When asked if a reduced budget would mean service cuts, Robinson responded: “There’s no other place for the money to come from.”

The situation creates a quandary for lawmakers who have said they’ll have less than $200 million to address more than $500 million in funding requests that are over what’s being spent this budget year.

Robinson’s comments came after a meeting with key Mississippi House members, who were hoping to find ways to streamline Medicaid’s budget without cutting services that range from hospital visits to prescription drug coverage to home health care. The program serves about 568,000 people.

House Public Health Committee Chairman Steve Holland, D-Plantersville, said cutting Medicaid services is not an option.

Holland said lawmakers will look at health care providers and how the agency can better deliver services. He also said creating a revenue source, through taxes or fee assessments, also will be considered.

“The tobacco tax would not solve this problem, but it would come close better than anything else,” Holland said, referring to an unsuccessful legislative proposal to raise the state’s tobacco excise tax and reduce the grocery tax.

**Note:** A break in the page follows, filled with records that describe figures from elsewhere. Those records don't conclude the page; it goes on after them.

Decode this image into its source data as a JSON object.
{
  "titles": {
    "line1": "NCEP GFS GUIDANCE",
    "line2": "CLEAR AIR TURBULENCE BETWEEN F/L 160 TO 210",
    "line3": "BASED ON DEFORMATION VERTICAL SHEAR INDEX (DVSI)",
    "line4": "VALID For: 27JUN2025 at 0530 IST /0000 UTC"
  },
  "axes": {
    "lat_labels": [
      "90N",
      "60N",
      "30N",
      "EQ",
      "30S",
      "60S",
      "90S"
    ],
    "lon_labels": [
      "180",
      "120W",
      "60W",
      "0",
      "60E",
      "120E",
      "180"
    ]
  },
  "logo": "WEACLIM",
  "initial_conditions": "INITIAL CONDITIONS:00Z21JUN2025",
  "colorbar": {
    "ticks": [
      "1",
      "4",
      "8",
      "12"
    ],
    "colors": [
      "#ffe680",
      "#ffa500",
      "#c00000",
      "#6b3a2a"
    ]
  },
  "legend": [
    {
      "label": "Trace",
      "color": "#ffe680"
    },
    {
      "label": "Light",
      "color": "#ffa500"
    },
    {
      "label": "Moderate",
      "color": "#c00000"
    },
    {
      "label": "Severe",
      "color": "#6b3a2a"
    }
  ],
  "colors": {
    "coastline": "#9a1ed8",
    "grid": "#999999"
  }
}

Part of Medicaid’s funding problem stems from the use of nonrecurring funds. Medicaid’s current budget includes $47.6 million in Hurricane Katrina funds and $40 million from the state’s health care trust fund — all onetime money.

Lawmakers have said that the spending plan approved for next fiscal year will be austere based on the moderate anticipated revenue growth. The Joint Legislative Budget Committee will release its spending recommendations Wednesday. Barbour will release his budget proposal later.

Barbour spokesman Pete Smith said the governor asked agency heads to prepare various contingency budget plans based on the $5.1 billion revenue estimate adopted last month.